Math might just be one of those subjects that works better on paper, though. Unlike Mrs. Ordinans, English teacher Mr. Perez has nearly all of his assignments done electronically.

“I don’t want to waste paper, but I’ll be honest, the paper initiative doesn’t really decide the way I do the things that I do,” Mr. Perez said. “The reason why I do stuff online is because then I don’t have to worry about losing stuff and I don’t have to worry about making copies. But sometimes I want to make copies, especially for reading stuff like short stories and poems that you want to annotate and make notes on.

“To be honest,” he continued, “I don’t think teachers are necessarily thinking about paper when they’re planning their lessons and what they’re going to do. They think about what works best in their classroom.”

“I feel as though I’m not saving a whole lot of paper but it’s because I still want those copies in front of my kids,” Mrs. Ordinans said. “And that’s the feedback I get from my students, they want the paper too.”

There are countless studies that say handwriting notes is beneficial for the brain (just Google “handwriting helping learning” and thou shalt be rewarded), but one student in particular has found a way to get the best of both worlds.
“I started using my iPad second semester of junior year,” said Kyle Lee (‘20). “Before that I was just using notebooks and stuff like everyone else. Once my dad got his new iPad I got his old one, I decided that oh, it would be kind of cool to start taking notes on that iPad just to see what it’s like.”

After doing extensive research, Lee paid $10 for an app called GoodNotes (currently $7.99 on the App Store). He uses a stylus to write directly on the electronic documents, turning the iPad into a notebook of infinite pages.
“It gives you a full access to edit notebooks and stuff and you can make your own notebooks in the app,” Lee explained. “You can also edit PDFs which is really useful because when I was in Mrs. Ordinans’ stats class she gave out a lot of paper. I downloaded a scanner app and I scanned in all of her papers and put it into my iPad so I could do all the work on there. That way I had a lot more room to play around with. I also had all my documents and stuff on my iPad instead of a million sheets of paper in my folder, so it kept me a little more organized.”
Despite his success with it, Lee acknowledged that not everyone has an iPad lying around, especially when the district hands out Chromebooks to every student.

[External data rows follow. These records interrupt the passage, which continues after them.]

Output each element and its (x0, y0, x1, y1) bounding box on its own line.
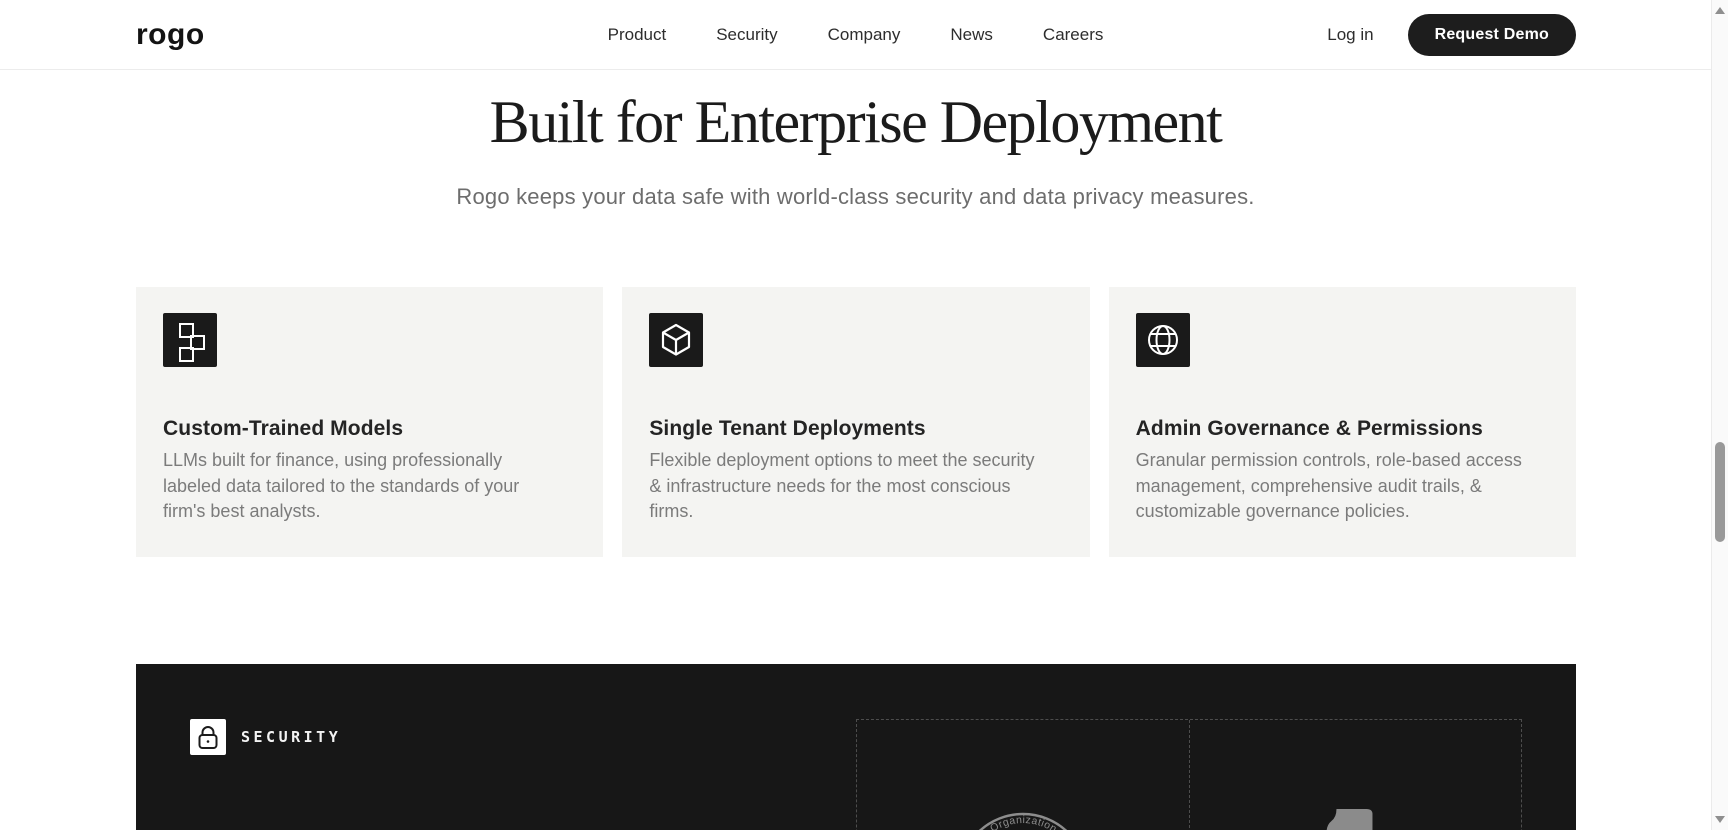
page: rogo Product Security Company News Caree… (0, 0, 1728, 830)
card-title: Custom-Trained Models (163, 417, 404, 440)
nav-item-company[interactable]: Company (828, 25, 901, 45)
nav-item-product[interactable]: Product (608, 25, 667, 45)
scroll-down-arrow-icon[interactable] (1715, 816, 1725, 823)
globe-icon (1135, 313, 1190, 367)
main-nav: Product Security Company News Careers (608, 25, 1104, 45)
page-title: Built for Enterprise Deployment (489, 89, 1223, 155)
card-admin-governance-permissions: Admin Governance & Permissions Granular … (1108, 287, 1576, 557)
request-demo-button[interactable]: Request Demo (1407, 13, 1576, 56)
soc-seal-text: Service Organization Control (960, 814, 1084, 830)
cert-logo-badge (1326, 809, 1373, 830)
security-section: SECURITY Service Organization Control (136, 664, 1576, 830)
security-section-header: SECURITY (190, 719, 341, 755)
card-body: Granular permission controls, role-based… (1135, 450, 1522, 522)
scrollbar[interactable] (1711, 0, 1728, 830)
nav-item-careers[interactable]: Careers (1043, 25, 1103, 45)
login-link[interactable]: Log in (1327, 25, 1373, 45)
top-nav-bar: rogo Product Security Company News Caree… (0, 0, 1711, 70)
card-title: Admin Governance & Permissions (1135, 417, 1483, 440)
header-actions: Log in Request Demo (1327, 13, 1576, 56)
card-body: LLMs built for finance, using profession… (163, 450, 520, 522)
certification-badges-box: Service Organization Control (856, 719, 1522, 830)
soc-seal-badge: Service Organization Control (960, 812, 1085, 830)
soc-badge-cell: Service Organization Control (857, 720, 1189, 830)
security-section-label: SECURITY (241, 728, 342, 746)
card-custom-trained-models: Custom-Trained Models LLMs built for fin… (136, 287, 604, 557)
nav-item-news[interactable]: News (950, 25, 993, 45)
nav-item-security[interactable]: Security (716, 25, 777, 45)
model-nodes-icon (163, 313, 217, 367)
card-body: Flexible deployment options to meet the … (649, 450, 1035, 522)
svg-text:Service Organization Control: Service Organization Control (960, 814, 1085, 830)
page-subtitle: Rogo keeps your data safe with world-cla… (456, 184, 1255, 209)
card-title: Single Tenant Deployments (649, 417, 926, 440)
cert-logo-cell (1188, 720, 1522, 830)
logo[interactable]: rogo (136, 18, 205, 52)
scroll-up-arrow-icon[interactable] (1715, 7, 1725, 14)
card-single-tenant-deployments: Single Tenant Deployments Flexible deplo… (622, 287, 1090, 557)
cube-icon (649, 313, 704, 367)
scrollbar-thumb[interactable] (1715, 442, 1725, 542)
lock-icon (190, 719, 226, 755)
feature-cards: Custom-Trained Models LLMs built for fin… (136, 287, 1576, 557)
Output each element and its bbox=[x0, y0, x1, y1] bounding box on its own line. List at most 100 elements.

“I know everyone uses their Chromebook,” he said, “but the problem with Chromebooks is that typing notes is not the same as handwriting notes. And that’s something I really looked into when I was using my iPad because I wanted the same element of handwriting notes instead of just typing them, which is one way that really helps me retain information. So I think the easiest way is if you have a touchscreen device.”

The ultimate goal of the paper initiative, regardless of how it is achieved, remains the same: to save paper and therefore save money. Whether the bulk of that responsibility lies on the teachers or students remains to be seen.
“I think it will be effective in the long run,” said science teacher Mr. Gryzwa. “Everybody has a computer now so theoretically it should work, the problem is a lot of departments don’t have textbooks or even online books, so it makes it difficult, it almost forces them to make copies.”

As advisor of the Environmental Club, Mr. Gryzwa emphasized that the success of the paper initiative depended on not only saving but recycling paper.

“Paper is the component that ends up in recycling landfills the most,” he said. “One of the things that the Environmental Club talked about doing was these posters above the recycling bins so that teachers and students know what the right stuff is to throw in there. When the Environmental Club was brainstorming ideas, I kind of pushed that one a bit because it’s a good initiative.”

“I’m not sure how far the district is going to go with the paper initiative,” said Mr. Perez. “Is it good to save money? Yes. Is it good to save money at the expense of doing stuff in my classroom that I think is good for my students? No. So, I guess teachers will cooperate and in the end we’ll do what we’re told by the school district, nut in the end we’re going to do what we think is best for our students.”